Semangat untuk mempatenkan motif batik di daerah-daerah harus terus didorong. Teringatlah kita kepada Malaysia. Demi memiliki identitas, negara itu gencar mengklaim batik, reog, tari pendet, beberapa judul lagu, dan angklung sebagai milik sendiri. Kita desak Malaysia meminta maaf. Dengan bermacam dalih, mereka meminta maaf walaupun pada saat bersamaan terus mencari celah kelalaian kita. Jajak pendapat Kompas (31/8/2009) menunjukkan reaksi keras atas dipakainya simbol-simbol kebudayaan lokal Indonesia dalam iklan pariwisata Malaysia. Kita bangga atas kekayaan budaya kita, sebaliknya kita tidak mengenali dan memanfaatkannya.
Kata kuncinya kelalaian. Kita lalai tidak mengenal budaya sendiri, alih-alih mengurus hak kekayaan intelektual dan hak cipta. Sementara Malaysia, yang bangga atas kemajuan ekonomi, bermasalah ketika tidak memiliki identitas budaya. Padahal sebuah bangsa menjadi besar jika memiliki identitas yang kuat. Untuk menghindarkan klaim negara lain terhadap produk budaya nasional, Indonesia perlu segera mematenkannya di lembaga internasional. Kalau lalai, negara lain seperti Malaysia akan mengklaimnya sebagai produk budaya mereka.
Contoh-contoh di atas menunjukkan urgensi dan perlu proaktifnya pendataan dan perlindungan hak cipta atas karya pribadi dan hak paten atas karya komunal. Kalau lalai, tidak saja kekayaan budaya hilang, bahkan berakibat buruk hilangnya identitas budaya kita.

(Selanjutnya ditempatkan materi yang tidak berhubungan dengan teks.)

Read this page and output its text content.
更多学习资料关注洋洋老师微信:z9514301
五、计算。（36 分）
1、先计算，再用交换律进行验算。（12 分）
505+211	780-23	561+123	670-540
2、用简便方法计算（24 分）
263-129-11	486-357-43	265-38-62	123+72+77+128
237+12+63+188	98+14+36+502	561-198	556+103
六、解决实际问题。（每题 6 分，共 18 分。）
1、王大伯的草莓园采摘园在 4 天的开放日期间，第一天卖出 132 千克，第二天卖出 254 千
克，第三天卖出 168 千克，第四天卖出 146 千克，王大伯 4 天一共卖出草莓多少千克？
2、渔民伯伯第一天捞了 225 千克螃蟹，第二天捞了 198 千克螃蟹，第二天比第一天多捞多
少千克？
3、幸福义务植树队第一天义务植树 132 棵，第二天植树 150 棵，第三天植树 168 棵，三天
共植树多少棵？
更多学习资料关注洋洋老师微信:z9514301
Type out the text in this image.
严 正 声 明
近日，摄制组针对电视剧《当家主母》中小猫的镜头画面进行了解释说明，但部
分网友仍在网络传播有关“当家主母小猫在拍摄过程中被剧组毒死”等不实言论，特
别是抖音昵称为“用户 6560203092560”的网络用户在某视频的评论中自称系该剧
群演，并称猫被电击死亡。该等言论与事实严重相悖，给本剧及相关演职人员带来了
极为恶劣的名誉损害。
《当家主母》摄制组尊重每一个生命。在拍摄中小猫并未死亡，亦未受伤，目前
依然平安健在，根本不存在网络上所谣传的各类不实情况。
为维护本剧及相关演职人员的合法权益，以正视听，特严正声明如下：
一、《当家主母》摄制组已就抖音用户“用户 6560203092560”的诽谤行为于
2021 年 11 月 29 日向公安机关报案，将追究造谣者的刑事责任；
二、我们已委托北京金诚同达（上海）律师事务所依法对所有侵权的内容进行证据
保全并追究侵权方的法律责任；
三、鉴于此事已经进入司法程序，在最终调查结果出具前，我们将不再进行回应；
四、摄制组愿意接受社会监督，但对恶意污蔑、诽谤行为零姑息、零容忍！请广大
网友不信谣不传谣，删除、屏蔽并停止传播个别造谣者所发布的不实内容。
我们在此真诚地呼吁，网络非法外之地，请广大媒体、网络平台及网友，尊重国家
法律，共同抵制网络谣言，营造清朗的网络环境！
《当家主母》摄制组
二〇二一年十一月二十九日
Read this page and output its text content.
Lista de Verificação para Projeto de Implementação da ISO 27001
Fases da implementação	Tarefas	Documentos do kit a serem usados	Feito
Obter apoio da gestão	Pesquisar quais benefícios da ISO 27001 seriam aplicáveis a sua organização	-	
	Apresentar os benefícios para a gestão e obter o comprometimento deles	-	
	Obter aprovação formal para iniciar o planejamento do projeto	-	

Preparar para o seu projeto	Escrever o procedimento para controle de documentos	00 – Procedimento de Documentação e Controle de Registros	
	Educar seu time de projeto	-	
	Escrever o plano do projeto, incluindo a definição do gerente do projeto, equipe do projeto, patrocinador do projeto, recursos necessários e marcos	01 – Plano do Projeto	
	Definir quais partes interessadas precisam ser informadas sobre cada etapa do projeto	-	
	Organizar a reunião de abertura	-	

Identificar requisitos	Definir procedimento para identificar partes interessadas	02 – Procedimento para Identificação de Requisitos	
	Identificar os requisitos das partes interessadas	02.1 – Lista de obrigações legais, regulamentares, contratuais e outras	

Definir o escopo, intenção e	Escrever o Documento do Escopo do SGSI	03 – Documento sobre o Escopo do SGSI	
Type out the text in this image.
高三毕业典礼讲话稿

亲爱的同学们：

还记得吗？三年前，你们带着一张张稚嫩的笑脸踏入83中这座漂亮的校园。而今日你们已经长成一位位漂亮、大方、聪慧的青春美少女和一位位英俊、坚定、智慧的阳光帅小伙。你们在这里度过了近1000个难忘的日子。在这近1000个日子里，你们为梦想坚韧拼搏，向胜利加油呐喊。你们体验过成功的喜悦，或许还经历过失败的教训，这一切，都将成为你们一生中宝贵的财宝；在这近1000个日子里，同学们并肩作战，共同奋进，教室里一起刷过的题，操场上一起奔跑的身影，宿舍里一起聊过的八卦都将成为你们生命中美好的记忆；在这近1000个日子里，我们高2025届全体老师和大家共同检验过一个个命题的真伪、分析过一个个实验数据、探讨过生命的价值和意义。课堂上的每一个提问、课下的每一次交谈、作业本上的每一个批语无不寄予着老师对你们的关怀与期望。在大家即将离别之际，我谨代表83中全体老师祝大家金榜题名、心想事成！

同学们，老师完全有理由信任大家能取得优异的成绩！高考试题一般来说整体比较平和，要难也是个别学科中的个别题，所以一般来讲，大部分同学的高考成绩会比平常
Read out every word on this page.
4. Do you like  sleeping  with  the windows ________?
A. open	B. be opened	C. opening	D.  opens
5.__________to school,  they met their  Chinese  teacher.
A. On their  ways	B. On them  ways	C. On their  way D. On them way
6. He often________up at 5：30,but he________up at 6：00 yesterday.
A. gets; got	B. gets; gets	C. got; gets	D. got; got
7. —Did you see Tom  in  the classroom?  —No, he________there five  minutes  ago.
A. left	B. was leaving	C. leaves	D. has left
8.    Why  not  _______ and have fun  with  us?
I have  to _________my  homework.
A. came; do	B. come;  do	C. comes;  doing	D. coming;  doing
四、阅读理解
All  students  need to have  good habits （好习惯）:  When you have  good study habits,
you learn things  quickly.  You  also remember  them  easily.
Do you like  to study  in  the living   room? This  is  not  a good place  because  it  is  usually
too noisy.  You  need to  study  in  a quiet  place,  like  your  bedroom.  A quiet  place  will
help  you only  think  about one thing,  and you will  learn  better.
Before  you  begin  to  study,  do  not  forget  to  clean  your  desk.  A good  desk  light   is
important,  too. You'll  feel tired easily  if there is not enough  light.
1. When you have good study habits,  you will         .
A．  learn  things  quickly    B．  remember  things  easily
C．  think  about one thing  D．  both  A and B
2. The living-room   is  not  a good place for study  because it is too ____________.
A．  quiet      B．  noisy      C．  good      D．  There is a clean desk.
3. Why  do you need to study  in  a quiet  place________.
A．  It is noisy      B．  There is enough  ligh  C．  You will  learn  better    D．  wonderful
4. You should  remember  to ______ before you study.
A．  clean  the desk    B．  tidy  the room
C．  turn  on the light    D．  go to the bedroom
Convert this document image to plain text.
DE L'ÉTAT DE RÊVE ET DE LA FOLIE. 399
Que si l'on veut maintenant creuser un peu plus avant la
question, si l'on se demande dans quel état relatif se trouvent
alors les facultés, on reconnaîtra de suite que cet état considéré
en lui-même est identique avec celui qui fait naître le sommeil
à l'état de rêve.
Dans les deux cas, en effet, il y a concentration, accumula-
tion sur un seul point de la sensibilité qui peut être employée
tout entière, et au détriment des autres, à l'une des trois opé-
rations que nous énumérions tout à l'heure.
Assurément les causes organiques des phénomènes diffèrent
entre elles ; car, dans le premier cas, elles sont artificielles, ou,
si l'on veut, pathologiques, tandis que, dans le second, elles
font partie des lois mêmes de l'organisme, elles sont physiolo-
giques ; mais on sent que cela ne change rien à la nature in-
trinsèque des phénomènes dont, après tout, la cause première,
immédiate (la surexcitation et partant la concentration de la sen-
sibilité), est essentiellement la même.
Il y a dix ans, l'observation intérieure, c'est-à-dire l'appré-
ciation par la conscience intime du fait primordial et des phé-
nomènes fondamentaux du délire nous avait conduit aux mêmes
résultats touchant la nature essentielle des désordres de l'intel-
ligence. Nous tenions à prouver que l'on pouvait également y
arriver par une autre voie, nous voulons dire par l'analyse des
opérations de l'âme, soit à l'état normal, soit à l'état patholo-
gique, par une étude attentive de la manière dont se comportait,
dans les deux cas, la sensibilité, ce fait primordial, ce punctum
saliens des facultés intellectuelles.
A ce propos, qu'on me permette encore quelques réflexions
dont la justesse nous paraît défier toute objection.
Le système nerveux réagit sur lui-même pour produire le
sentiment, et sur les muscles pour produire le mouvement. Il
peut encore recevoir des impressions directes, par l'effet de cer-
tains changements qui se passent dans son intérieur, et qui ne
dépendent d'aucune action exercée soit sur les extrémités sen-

Prosedur yang ditempuh untuk pengakuan itu dilakukan sesuai Konvensi Unesco tahun 2003 tentang Warisan Budaya Tak Benda. Konvensi Unesco tersebut telah diratifikasi oleh pemerintah melalui PP Nomor 78 Tahun 2007 dan, terhitung 15 Januari 2008, Indonesia resmi menjadi Negara Pihak Konvensi. Dengan demikian, Indonesia berhak menominasikan mata budayanya untuk dicantumkan dalam daftar representatif Unesco.
UU. Nomor 19 Tahun 2002 tentang Hak Cipta menjamin perlindungan hak kekayaan intelektual komunal ataupun personal. Daerah diberi kebebasan mendaftarkan agar mendapat perlindungan sebagai kekayaan budaya bangsa. Upaya itu sudah dilakukan Pemerintah Provinsi Daerah Istimewa Yogyakarta (DIY) dan Pemprov Bali. DIY menyangkut batik gaya Yogyakarta, sedangkan Bali terkati dengan tarian dan tetabuhan musik. Dalam UU ini, hak cipta didefinisikan sebagai, "Hak eksklusif bagi pencipta atau penerima hak untuk mengumumkan atau memperbanyak ciptaannya atau memberikan izin untuk itu dengan tidak mengurangi pembatasan-pembatasan menurut peraturan perundang-undangan yang berlaku" (pasal 1 ayat 1).